HB 99: Re-Criminalizing Consensual Cohabitation
This Bill passed the House 48-25 and the Senate 15-14.
Libertas Institute opposes this bill.
Following the opening of an investigation of Kody Brown and his multiple wives for violating Utah’s long-standing anti-polygamy law, litigation resulted in a court victory for Brown. The case was appealed and a panel of judges at the Tenth Circuit dismissed the lawsuit for lack of standing. Brown and his wives have asked the U.S. Supreme Court to hear the case and are awaiting a decision.
In an attempt to moot the lawsuit, the Utah Attorney General’s office proposed legislation in the 2016 legislative session, sponsored by Representative Mike Noel, to make a minor change to the law. A House committee lowered the criminal penalty (from a third degree felony to a class A misdemeanor) but the entire House of Representatives passed an amendment to restore the penalty as a felony.
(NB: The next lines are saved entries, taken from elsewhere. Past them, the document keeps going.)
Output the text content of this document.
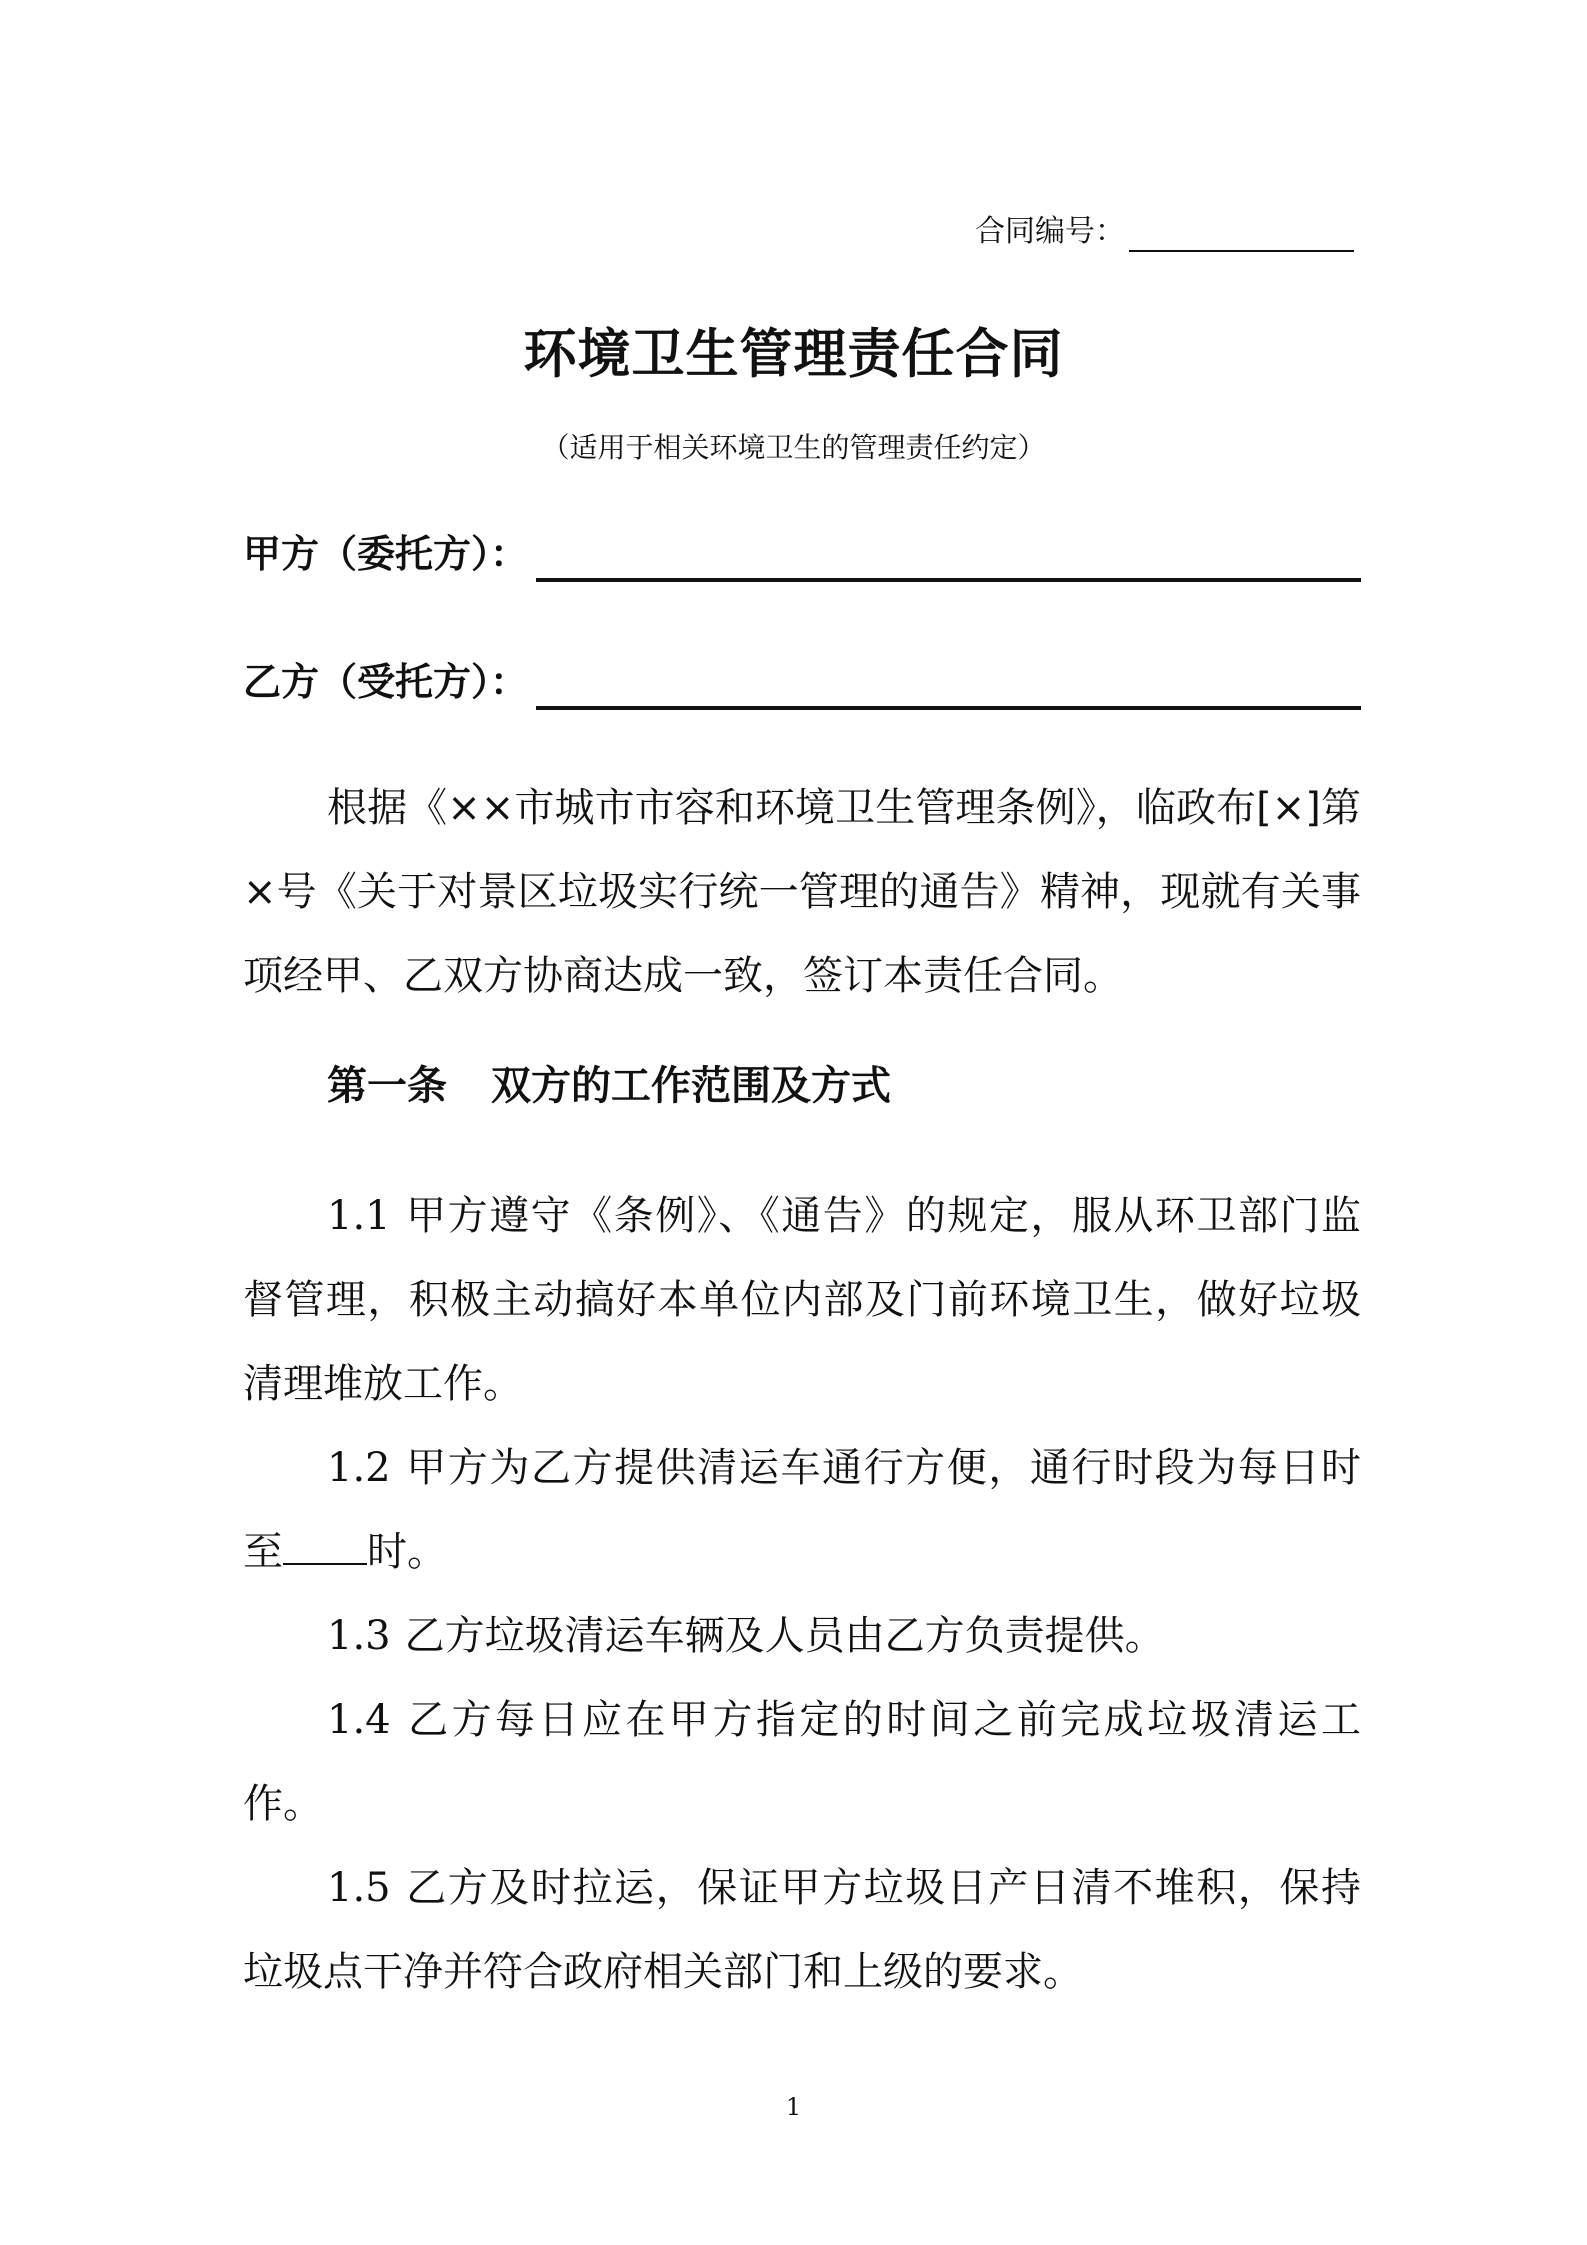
合同编号：
环境卫生管理责任合同
（适用于相关环境卫生的管理责任约定）
甲方（委托方）：
乙方（受托方）：

根据《××市城市市容和环境卫生管理条例》，临政布[×]第×号《关于对景区垃圾实行统一管理的通告》精神，现就有关事项经甲、乙双方协商达成一致，签订本责任合同。

第一条 双方的工作范围及方式

1.1 甲方遵守《条例》、《通告》的规定，服从环卫部门监督管理，积极主动搞好本单位内部及门前环境卫生，做好垃圾清理堆放工作。

1.2 甲方为乙方提供清运车通行方便，通行时段为每日时至 时。

1.3 乙方垃圾清运车辆及人员由乙方负责提供。

1.4 乙方每日应在甲方指定的时间之前完成垃圾清运工作。

1.5 乙方及时拉运，保证甲方垃圾日产日清不堆积，保持垃圾点干净并符合政府相关部门和上级的要求。

1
The legislation failed just minutes before the close of the legislative session. While staff from the Attorney General’s office watched from the Senate gallery, their sponsor, Senator Jerry Stevenson, circled (paused) the bill—and it died.
Representative Noel is back at it again with House Bill 99, which tightens the provision in the law. Currently a polygamist can be charged for bigamy if they purport to be married (a clear free speech issue) or cohabit with another person who is not their spouse. This bill basically changes the “or” to an “and,” requiring prosecutors to prove both circumstances in order to obtain a conviction.
While this bill would otherwise be a good thing—heightening the difficulty of being prosecuted for bigamy—it is not being advanced in a vacuum. Why, after all would prosecutors in the Attorney General’s office seek a statutory change that makes their job harder?
In context, this is a bad bill, as it is presumably being promoted for the same reason as last year—to undermine the Brown family’s legal appeals so as to avoid the possibility that a court may invalidate the statute as being unconstitutional. Utah’s anti-polygamy law needs reform, but absent that, the Attorney General’s efforts to deny the Brown family their potential day in court should be opposed.